Monday, July 26, 2010


Sensitivity Analysis

In the evaluation of an investment project, we work with the forecasts of cash flows. Fore casted cash flows depend on the expected revenue and costs. Further, expected revenue is a function of sales volume and unit selling price. Similarly, sales volume will depend on the market size and firms’ market share. Costs include variable costs, which depend on sales volume, and unit variable cost and fixed costs. The net present value or the internal rate of return of a project is determined by analyzing the after tax cash flows arrived at by combining forecasts of various variables. It is different to arrive at an accurate and unbiased forecast of each variable. We can’t’ be certain about the outcomes of any of these variables. The reliability of the net present value or internal rate of return of the project will depend on the reliability of the forecasts of each variable underlying the estimates of net cash flows. To determine the reliability of the projects’ net present value or internal rate of return, we can work out how much difference it makes if any of these forecasts goes wrong. We can change each of the forecasts, one at a time, to at least three values, expected, and optimistic. The net present value of the project is recalculated under these different assumptions. This method of recalculating net present value or internal rate of return by changing each forecast is called sensitivity analysis.
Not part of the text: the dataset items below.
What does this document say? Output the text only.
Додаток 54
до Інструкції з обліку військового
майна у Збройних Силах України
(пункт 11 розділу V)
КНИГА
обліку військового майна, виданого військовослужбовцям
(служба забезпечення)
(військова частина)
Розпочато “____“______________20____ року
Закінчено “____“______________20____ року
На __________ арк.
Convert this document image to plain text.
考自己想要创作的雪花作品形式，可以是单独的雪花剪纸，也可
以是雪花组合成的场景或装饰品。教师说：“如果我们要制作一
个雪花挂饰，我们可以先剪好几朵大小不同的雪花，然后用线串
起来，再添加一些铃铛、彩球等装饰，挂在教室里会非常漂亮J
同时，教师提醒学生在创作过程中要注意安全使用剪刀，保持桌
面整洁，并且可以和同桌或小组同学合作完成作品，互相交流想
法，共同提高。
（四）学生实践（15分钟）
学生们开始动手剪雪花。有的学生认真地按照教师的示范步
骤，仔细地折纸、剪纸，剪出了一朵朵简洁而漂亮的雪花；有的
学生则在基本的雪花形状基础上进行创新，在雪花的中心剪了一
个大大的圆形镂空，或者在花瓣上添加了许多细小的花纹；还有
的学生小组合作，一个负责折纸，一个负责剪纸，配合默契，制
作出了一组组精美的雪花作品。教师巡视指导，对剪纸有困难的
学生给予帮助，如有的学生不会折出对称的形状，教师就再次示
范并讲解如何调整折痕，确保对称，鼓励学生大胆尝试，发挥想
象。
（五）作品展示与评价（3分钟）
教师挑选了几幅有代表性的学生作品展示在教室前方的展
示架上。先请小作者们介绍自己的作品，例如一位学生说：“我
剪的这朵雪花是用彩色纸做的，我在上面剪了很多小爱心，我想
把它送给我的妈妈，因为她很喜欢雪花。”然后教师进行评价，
Sensitivity analysis is a way of analyzing change in the projects’ values for a given change in one of the variables. It indicates how sensitive a projects’ value is to changes in particular variables. The more sensitivity of the value, the more critical is the variable. The following three steps are involved in the use of sensitivity analysis:
  • Identification of all those variables, which have an influence on the projects value
  • Definition of the underlying (mathematical) relationship between the variables
  • Analysis of the impact of the change in each of the variables on the projects value

The decision maker, while performing sensitivity analysis computes the projects net present value or internal rate of return for each forecast under three assumptions.

  1. Pessimistic,
  2. Expected,
  3. Optimistic.

It all allows him to ask “what if”. For example, what if volume increase or decreases? What if variable cost or fixed cost increases or decreases? What if the selling price increase or decreases? What if the project is delayed or outlay escalates or the projects life is more or less than anticipated? A whole range of questions can be answered with the help of sensitivity analysis. It examines the sensitivity of the variables underlying the computation of net present value or internal rate of return, rater than attempting to quantify risk. It can be applied to any variable, which is an input for the after tax cash flows.